While a regular spring training usually lasts about six weeks, players normally need about a month to prepare for the regular season. The start of spring training is set to be delayed to some extent, but the two sides still have three weeks to reach an agreement before the 2022 campaign risks being pushed back.
“What 2020 has shown us, when we only launch three or four months, that’s not always a good thing,” Scherzer said. Athleticism. “That rest wasn’t necessarily good for everyone. There could be a lot of dangers because of that. For me, looking at that lockdown, that’s what it is. From the point of view of training, I prepare for it no matter what.”
Scherzer was unable to make his scheduled start for the Dodgers in Game 6 of the 2021 NLCS due to a dead leg. However, he believes this is due to his new team giving him an extra day off between outings.
Scherzer, 37, threw just 67.1 innings during the shortened 2020 season, then came back to throw 195.3 last year (including the playoffs). But Scherzer doesn’t believe that jump had too much of an impact on him since his arm was built from pitching over a long period of time.
“Yeah. I didn’t have any risk factors telling me that going back to 200 or 220 rounds was going to be a major risk factor for me because I had built my body over the years,” Scherzer said. “A year-old abnormality was going to mean less to me than a younger arm.”
That’s why Scherzer expects to top the 200 innings mark this year, something he was able to do for nine consecutive seasons from 2011 to 2019.
It’s a good sign for the Mets, who are counting on Scherzer and Jacob deGrom to be their workhorses at the top of the rotation in 2022. But deGrom dealt with his own injuries last season, which saw his historic campaign ending prematurely on July 7 following a partial UCL sprain/tear to the right elbow.

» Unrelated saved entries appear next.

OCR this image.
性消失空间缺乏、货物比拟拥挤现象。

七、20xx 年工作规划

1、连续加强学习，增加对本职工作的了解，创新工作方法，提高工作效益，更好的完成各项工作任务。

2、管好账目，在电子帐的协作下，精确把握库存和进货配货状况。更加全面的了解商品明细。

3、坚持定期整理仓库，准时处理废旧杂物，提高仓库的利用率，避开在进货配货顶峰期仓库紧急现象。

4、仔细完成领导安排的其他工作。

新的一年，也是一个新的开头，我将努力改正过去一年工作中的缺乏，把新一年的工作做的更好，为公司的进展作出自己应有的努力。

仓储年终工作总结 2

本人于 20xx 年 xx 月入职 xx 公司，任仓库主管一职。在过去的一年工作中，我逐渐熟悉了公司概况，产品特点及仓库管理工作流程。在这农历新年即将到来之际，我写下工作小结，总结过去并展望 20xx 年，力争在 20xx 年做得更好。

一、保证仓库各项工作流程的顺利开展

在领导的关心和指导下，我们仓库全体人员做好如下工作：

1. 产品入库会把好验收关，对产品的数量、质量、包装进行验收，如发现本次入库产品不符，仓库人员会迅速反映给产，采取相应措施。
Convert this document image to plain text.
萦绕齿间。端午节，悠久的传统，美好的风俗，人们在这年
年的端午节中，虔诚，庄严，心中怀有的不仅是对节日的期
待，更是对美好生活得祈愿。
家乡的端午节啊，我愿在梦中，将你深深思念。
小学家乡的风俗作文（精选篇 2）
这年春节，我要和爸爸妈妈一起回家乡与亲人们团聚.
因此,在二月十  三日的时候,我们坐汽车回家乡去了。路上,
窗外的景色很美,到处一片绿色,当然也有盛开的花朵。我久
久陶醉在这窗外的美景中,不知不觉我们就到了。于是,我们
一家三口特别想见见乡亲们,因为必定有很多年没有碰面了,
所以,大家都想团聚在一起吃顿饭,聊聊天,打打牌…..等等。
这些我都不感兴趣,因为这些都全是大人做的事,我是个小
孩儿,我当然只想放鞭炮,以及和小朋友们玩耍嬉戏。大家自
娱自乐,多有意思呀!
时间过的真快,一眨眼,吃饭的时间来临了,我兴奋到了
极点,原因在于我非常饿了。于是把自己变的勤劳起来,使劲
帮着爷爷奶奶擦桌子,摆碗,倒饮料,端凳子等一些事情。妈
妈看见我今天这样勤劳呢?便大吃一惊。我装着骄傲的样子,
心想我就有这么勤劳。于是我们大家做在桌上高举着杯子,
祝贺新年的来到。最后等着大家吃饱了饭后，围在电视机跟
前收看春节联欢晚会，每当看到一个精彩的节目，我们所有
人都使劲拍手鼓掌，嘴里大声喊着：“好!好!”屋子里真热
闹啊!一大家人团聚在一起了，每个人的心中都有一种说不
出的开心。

Beyond Scherzer and deGrom, veteran right-handers Carlos Carrasco and Taijuan Walker are behind them in the rotation. The No. 5 spot is currently expected to be a contest between Tylor Megill and David Peterson. But the Mets are expected to add another big league starting pitcher after the lockout ends.
The Mets could possibly look to sign a free agent like Carlos Rodón or Yusei Kikuchi, or explore the commercial pitcher market that could be made available, including Luis Castillo, Chris Bassitt, Sean Manaea or Frankie Montas.